We’re also making our way through the first flock of meat birds. We’ve put a lot of effort into making sure that the chickens and ducks and geese have a decent life here, free within certain confines to range about and feed on grasses and insects rather than to remain cooped up in wire cages feeding on GMO grains, but the fact remains that we raise them for human consumption and thus slaughter. Whatever people might think of this, chicken do not simply fall apart into little plastic trays for sale at the grocery store. Somewhere, someone must take the time and put in the effort that converts a living, breathing animal into meat. I thought about trying to do all of the birds on a specific day in order to deliver them to all of our customers at the same time in order to be fair, but after a dozen or so birds it dawned on me that there wasn’t much sense in raising animals that weren’t stressed only to find myself feeling that way. Slaughtering chickens isn’t the same thing as putting down a family pet, but it’s got it’s own set of stresses on the psyche, so now I do as many birds as I feel comfortable preparing in a day and leave it at that. One of the main reasons we embarked on this journey in our lives was because we loved food so much we wanted to be a part of it every step of the way, from raising it to the final enjoyment at the table and I don’t want to find myself- as some folks I know in farming do- saying that they simply cannot eat certain things because of the associated memories of large scale slaughters in their past.

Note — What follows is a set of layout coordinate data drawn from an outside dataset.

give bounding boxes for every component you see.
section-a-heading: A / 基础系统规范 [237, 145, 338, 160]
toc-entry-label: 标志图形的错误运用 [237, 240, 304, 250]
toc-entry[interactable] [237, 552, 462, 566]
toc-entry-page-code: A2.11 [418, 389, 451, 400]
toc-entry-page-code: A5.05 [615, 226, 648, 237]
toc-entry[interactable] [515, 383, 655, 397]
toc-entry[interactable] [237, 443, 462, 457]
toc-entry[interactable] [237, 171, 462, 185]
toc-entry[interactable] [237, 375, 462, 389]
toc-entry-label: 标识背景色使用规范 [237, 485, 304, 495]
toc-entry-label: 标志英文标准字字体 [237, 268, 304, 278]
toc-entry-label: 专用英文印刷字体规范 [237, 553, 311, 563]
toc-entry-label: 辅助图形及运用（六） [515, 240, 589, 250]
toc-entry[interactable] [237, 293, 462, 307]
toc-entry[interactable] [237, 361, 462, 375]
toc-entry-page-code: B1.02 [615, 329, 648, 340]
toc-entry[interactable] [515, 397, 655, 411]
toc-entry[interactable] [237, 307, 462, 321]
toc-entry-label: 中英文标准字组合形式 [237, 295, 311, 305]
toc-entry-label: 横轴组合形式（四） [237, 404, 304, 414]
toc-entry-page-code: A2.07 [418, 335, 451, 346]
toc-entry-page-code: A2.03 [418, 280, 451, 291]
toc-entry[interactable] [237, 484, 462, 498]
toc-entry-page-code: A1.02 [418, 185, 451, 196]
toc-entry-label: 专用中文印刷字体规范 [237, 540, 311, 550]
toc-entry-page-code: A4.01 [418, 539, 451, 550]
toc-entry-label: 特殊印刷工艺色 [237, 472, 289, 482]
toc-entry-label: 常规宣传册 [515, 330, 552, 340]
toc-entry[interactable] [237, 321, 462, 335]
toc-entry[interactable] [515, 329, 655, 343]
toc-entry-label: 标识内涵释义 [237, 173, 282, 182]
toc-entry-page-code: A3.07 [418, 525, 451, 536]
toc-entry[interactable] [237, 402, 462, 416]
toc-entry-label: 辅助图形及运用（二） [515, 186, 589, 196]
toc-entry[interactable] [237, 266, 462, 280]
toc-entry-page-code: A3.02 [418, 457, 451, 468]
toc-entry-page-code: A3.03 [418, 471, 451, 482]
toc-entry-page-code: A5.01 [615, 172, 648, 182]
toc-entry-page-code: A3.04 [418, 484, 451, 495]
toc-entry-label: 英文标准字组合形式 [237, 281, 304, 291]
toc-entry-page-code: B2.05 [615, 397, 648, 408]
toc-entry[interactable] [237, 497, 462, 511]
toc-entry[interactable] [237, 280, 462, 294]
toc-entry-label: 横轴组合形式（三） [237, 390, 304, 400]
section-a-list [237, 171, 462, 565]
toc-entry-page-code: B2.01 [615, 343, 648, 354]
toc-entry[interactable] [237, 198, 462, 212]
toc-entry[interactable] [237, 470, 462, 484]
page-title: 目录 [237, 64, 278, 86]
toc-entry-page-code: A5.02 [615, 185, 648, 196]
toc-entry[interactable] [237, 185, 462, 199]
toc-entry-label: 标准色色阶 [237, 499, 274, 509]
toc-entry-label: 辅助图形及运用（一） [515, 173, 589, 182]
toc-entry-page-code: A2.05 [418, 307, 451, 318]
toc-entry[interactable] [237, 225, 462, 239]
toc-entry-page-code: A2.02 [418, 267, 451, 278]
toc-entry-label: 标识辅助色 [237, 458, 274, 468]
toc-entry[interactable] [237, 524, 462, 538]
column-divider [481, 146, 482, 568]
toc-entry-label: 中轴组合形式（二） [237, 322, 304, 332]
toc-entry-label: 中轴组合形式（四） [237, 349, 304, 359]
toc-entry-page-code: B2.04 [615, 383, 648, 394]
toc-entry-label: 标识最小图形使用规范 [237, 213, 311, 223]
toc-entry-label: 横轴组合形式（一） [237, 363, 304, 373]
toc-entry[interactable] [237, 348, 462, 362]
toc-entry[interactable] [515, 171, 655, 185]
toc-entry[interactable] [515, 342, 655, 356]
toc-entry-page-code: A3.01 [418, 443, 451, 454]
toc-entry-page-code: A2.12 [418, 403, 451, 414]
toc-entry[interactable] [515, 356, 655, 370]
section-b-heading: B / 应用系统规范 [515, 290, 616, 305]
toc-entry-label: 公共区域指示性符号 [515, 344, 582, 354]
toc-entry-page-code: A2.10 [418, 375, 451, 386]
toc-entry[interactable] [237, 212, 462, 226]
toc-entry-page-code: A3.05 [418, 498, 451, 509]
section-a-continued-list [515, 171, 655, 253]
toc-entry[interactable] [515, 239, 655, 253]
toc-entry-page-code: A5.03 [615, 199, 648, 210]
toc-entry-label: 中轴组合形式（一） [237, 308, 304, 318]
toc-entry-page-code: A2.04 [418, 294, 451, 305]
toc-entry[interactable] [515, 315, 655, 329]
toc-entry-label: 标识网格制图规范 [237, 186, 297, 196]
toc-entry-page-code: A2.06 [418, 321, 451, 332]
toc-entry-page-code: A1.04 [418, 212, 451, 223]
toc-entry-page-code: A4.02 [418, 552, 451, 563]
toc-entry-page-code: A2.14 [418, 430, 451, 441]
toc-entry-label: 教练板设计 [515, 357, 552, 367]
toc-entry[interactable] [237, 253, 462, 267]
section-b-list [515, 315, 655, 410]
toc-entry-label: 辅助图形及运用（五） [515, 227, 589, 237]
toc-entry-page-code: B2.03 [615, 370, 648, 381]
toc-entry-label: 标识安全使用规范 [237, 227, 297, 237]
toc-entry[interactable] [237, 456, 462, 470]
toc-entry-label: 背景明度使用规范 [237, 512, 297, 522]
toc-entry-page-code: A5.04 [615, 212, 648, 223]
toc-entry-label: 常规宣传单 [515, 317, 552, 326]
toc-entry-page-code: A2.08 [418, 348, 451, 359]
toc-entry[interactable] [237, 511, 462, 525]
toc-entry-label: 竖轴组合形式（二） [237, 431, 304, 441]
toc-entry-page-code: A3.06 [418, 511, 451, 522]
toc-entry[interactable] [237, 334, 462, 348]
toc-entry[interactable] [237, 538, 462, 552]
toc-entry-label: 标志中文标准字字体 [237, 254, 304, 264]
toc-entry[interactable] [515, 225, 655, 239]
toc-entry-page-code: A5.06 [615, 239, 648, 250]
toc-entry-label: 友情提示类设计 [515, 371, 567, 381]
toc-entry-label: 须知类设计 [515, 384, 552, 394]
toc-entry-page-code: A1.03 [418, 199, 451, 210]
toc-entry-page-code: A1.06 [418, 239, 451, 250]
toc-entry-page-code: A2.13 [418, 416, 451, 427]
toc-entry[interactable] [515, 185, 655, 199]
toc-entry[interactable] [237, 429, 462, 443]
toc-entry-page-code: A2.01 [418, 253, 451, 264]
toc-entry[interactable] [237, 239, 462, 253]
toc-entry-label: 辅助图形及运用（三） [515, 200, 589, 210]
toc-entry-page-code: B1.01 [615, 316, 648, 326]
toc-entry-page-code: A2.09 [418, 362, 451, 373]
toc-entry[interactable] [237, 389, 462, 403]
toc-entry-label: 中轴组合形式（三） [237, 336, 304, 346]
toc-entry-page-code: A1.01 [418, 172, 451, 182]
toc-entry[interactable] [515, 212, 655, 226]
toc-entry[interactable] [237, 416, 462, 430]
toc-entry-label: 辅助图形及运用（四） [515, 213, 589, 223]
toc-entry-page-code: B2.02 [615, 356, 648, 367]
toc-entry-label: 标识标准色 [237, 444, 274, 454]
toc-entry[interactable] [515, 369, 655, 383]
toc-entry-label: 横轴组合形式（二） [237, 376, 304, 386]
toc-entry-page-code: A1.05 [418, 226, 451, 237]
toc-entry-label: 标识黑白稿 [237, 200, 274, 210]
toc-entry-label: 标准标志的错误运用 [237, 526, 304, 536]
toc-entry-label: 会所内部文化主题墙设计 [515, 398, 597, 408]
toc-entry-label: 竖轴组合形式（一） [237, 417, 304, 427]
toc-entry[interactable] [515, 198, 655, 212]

So we make the process as pastoral as the husbandry phase of their raising was. We set up in the woods out behind the sugar house where the breezes cool the air and we process the birds, after slaughter, in the full and cleansing Sun out on the dock in front of it. By the time the birds are done and wrapped in freezer bags cooling in the refrigerator, there’s not much left to clean up, the waste is already being composted and you’re on to the next chore for the day without feeling like you’ve done something awful. So far it’s working like a charm and let me tell you, the birds taste fantastic.
So into July we head, the greens for the most part will taper off as the ripening fruits of Summer take center stage. I can already taste the fresh salsas, the crisp fresh pickles, the grilled eggplant with basil. Summer is on and it’s worth every minute of the wait.




July 18th, 2010 at 5:17 pm
.Hi All!
Hope to see you soon. I left a message earlier this week on phone. So I thought I’ld try this way. I have yhe yhree H’s here ” Hazy, Hot & Humid, Not Heather Holly & HayHay. Did Mathew sign up for Football, and earn a bow and arrow? Keep cool down in your trout pool.
Fondly Jeff
September 23rd, 2010 at 10:57 pm
just getting a chance to read your work . Keep up the hard work , I know you will , u r that kind of person .Don’t eat to much kale. Long story why I did not call u ,but i will tell u about that soon …..say hi to the fam for me
July 18th, 2011 at 1:58 am
You can certainly see your expertise in the paintings you write. The sector hopes for more passionate writers like you who aren’t afraid to mention how they believe. Always go after your heart.
August 8th, 2011 at 9:55 pm
Very interesting. Thank you for sharing!